In line with the broader markets falling apart, stocks on the NSE SME segment have also collapsed. The SME platform of the NSE is intended for small and medium sized companies with high growth potential. The SME platform of the Exchange allows companies only whose post issue paid up capital shall be less than or equal to Rs.25 crores. Some of these stocks have not turned attractive. Take a look.
Silly Monk is a company that is into Digital Media Publishing. The Company publishes digital content on various platforms such as YouTube, Facebook, Amazon, Vucli etc.
What makes the stock attractive is that it is now available almost 40 per cent lower then its IPO price of Rs 120. The shares of the company are trading at Rs 78.

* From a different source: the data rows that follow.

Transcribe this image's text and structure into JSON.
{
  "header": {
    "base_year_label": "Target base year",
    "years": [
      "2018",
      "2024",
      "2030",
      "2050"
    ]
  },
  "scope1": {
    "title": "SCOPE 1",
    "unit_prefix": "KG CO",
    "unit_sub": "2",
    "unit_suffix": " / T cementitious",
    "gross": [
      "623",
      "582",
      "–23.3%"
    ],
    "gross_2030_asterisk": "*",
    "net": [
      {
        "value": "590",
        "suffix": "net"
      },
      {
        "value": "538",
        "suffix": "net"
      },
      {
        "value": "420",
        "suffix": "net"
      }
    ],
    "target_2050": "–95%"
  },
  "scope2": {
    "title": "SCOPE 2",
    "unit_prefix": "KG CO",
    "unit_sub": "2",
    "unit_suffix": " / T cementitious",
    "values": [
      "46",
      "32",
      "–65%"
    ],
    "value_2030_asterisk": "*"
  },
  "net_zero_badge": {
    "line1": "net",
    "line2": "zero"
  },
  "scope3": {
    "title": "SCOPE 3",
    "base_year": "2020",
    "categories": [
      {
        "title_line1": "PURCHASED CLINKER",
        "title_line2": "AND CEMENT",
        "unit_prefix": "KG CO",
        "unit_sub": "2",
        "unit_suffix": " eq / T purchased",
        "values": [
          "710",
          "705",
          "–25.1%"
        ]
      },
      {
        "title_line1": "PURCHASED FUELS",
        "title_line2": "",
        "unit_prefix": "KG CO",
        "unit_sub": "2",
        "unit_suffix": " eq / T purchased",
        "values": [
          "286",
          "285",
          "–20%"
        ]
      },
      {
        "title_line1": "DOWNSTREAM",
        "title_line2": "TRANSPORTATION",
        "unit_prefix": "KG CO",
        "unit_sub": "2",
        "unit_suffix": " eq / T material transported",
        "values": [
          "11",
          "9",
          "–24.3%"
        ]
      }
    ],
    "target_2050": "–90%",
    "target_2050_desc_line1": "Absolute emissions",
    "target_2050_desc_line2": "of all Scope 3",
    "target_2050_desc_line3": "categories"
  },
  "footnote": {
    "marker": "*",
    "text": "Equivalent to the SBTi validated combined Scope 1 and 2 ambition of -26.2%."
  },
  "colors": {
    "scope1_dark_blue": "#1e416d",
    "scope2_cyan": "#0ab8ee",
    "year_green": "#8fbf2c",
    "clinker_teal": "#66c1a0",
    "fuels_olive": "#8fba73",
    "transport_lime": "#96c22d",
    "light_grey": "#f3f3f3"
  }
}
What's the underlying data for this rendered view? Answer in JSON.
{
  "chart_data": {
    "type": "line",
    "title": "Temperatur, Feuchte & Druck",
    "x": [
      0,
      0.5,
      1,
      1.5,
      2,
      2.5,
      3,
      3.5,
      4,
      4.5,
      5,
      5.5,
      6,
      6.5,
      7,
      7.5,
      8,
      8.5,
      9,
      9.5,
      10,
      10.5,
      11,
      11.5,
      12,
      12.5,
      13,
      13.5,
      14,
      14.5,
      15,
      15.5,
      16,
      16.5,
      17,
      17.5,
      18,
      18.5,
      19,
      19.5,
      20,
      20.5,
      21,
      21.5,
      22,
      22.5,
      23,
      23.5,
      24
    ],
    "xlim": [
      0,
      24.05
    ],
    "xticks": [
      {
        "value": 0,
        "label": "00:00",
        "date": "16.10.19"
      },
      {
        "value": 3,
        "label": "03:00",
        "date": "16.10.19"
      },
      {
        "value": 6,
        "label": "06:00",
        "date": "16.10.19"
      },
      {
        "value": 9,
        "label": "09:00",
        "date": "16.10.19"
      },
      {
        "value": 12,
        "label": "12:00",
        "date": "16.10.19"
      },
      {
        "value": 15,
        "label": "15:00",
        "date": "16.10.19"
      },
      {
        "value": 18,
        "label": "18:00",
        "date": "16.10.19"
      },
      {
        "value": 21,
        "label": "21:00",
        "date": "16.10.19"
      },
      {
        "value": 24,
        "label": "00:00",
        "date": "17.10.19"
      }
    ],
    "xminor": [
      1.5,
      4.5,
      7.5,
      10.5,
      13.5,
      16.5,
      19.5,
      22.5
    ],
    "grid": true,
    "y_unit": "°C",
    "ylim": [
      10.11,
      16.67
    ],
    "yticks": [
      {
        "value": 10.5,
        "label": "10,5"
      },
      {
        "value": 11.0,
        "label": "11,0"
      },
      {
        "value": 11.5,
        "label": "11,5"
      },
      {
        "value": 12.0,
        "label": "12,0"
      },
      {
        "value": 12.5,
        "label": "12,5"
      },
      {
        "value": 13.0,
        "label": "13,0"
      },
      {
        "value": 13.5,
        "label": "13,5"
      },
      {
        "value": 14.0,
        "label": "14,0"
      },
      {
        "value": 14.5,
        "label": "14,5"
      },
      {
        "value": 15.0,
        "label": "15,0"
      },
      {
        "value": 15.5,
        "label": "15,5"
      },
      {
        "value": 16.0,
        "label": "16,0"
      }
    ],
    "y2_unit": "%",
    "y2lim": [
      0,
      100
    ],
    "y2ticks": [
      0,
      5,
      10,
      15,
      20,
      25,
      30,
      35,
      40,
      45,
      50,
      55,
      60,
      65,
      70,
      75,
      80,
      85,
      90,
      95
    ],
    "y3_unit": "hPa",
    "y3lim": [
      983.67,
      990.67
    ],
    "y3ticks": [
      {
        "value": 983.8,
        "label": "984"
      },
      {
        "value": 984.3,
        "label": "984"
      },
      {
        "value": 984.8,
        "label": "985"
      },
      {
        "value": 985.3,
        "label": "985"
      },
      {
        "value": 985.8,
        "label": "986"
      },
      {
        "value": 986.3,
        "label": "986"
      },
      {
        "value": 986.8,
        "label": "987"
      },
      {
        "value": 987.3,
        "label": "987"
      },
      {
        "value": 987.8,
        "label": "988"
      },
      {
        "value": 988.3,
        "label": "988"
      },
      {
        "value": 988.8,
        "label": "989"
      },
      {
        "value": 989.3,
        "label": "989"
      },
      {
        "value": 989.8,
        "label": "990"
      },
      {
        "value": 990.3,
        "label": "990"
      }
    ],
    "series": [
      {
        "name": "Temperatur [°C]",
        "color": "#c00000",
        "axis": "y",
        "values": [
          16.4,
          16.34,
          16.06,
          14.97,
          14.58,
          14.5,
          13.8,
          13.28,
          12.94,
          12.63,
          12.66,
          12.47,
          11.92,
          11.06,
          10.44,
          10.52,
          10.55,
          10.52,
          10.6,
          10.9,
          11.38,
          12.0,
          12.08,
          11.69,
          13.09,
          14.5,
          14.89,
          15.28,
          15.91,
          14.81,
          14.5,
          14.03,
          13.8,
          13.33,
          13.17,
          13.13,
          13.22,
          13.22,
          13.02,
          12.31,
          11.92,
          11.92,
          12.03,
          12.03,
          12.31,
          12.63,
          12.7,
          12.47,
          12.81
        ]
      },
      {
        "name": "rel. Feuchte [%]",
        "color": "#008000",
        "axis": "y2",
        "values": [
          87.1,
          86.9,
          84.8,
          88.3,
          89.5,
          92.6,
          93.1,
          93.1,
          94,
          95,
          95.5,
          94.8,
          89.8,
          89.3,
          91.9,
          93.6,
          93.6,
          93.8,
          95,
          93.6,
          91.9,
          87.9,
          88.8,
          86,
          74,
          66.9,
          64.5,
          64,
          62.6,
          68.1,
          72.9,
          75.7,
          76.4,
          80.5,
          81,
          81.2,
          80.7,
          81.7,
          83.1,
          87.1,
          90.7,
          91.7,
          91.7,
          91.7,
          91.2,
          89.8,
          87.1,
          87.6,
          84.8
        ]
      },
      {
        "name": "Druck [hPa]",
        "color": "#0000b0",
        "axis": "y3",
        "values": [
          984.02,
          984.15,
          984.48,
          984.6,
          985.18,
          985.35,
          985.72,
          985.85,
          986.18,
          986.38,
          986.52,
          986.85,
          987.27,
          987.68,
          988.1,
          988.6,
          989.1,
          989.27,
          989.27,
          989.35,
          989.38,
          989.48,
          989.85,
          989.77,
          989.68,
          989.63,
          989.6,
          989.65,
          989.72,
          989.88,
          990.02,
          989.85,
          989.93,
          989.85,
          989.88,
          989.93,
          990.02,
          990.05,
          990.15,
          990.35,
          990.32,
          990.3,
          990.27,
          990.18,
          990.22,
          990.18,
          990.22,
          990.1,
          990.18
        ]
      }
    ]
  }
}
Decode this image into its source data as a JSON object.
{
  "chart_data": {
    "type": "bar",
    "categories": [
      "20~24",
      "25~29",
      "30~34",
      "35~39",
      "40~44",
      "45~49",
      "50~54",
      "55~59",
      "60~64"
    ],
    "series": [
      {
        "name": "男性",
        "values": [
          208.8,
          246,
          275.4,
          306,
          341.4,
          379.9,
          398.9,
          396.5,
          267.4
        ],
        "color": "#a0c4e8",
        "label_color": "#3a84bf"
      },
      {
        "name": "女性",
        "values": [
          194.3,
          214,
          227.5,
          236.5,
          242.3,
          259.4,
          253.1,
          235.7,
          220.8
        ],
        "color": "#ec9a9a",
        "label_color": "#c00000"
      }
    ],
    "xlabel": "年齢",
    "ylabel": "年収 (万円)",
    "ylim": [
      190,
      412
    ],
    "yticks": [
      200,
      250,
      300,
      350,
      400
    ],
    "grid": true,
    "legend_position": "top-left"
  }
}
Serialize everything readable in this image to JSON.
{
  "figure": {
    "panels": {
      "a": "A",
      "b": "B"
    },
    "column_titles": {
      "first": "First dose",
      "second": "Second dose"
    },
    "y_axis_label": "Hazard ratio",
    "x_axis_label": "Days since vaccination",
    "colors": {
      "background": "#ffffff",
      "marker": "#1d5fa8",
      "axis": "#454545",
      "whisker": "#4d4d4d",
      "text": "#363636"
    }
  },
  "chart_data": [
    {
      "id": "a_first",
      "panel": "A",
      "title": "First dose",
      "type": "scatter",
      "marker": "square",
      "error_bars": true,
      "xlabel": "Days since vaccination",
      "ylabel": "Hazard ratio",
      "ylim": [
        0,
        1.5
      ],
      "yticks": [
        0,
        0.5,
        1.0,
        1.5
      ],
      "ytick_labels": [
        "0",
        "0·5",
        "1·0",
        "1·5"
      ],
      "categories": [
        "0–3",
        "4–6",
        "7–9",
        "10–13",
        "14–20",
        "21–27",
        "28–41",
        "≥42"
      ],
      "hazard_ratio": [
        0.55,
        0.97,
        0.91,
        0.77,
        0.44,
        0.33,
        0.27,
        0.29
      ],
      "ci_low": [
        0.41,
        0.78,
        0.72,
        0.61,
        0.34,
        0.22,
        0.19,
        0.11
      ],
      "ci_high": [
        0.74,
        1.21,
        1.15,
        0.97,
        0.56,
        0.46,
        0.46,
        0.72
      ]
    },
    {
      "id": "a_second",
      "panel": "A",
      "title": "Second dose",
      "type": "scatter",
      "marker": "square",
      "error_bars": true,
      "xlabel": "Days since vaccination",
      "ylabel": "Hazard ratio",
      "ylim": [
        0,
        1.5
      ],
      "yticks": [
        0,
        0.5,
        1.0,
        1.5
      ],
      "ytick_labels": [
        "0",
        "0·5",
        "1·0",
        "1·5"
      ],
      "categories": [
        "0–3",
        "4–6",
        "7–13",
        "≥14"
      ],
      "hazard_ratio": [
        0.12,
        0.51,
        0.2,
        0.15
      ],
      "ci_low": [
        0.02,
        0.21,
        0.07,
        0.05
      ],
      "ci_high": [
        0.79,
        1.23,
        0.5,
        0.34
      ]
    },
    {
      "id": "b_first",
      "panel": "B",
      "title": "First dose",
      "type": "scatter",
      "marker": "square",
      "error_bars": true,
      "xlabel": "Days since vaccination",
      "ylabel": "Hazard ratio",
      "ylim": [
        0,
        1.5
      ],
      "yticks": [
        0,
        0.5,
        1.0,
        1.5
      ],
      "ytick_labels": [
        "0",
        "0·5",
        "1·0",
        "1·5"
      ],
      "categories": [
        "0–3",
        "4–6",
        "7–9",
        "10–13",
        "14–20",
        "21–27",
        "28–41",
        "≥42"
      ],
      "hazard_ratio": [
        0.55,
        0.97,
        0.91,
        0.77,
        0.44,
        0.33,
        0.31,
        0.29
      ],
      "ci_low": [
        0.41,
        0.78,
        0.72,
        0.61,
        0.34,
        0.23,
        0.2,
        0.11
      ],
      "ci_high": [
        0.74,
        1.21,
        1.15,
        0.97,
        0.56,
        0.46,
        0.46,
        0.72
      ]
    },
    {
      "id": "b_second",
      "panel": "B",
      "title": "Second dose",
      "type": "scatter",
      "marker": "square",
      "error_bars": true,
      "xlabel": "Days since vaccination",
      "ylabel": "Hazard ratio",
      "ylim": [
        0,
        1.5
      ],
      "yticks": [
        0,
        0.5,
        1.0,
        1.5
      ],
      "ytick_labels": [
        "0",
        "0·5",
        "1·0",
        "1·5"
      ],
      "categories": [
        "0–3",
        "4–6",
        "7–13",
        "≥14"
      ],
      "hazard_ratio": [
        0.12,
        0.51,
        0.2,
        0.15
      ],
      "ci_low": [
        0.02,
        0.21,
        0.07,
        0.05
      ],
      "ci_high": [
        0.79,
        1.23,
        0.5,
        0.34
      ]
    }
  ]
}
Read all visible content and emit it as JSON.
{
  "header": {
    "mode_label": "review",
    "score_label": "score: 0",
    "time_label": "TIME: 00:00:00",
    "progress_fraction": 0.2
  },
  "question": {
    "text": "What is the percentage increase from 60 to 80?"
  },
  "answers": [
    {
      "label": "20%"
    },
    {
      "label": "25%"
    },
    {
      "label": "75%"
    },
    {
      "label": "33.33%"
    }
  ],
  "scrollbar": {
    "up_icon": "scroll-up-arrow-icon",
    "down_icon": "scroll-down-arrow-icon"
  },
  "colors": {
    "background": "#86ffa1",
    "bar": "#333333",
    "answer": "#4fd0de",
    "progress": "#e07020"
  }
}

Now, one interesting feature of the NSE MSE segment is that one cannot buy just one share like the NSE Capital market segment. In this segment there is a minimum lot size. For example, the minimum lot size for Silly Monk is 1200 shares. So, you would need at least Rs 96,000 for investment.
The stock of Silly Monk is trading at a one year forward p/e of about 12 times. This is cheap considering the huge growth potential that we might see in the stock. If you get the shares at Rs 70 or thereabouts it maybe worth taking a risk.
This stock is another stock on the SME sector of the NSE, which has now plunged to a new 52 week low. However, the stock is very cheaply valued when compared to peers.
Sarveshwar Foods Ltd is engaged in the business of processing and marketing of branded and un-branded basmati and non-basmati rice in the domestic and international markets. They offers procurement, storage, milling, sorting, packaging, branding and distribution of Rice.
The company came out with an IPO at a price of Rs 85. The company reported a decent profit of Rs 4.19 crores for the half year ending March 31, 2018. However, the results for the quarter ending June 30, 2018, would be interesting to watch, given that we can estimate the numbers on the enhanced equity capital.
Sarveshwar Foods may report an annualized EPS of Rs 5 or thereabouts for FY 2018-19. The stock has very limited downside risk at the current market price of Rs 35. The shares are in fact available at half the IPO price.
This stock maybe worth taking a look at lower levels.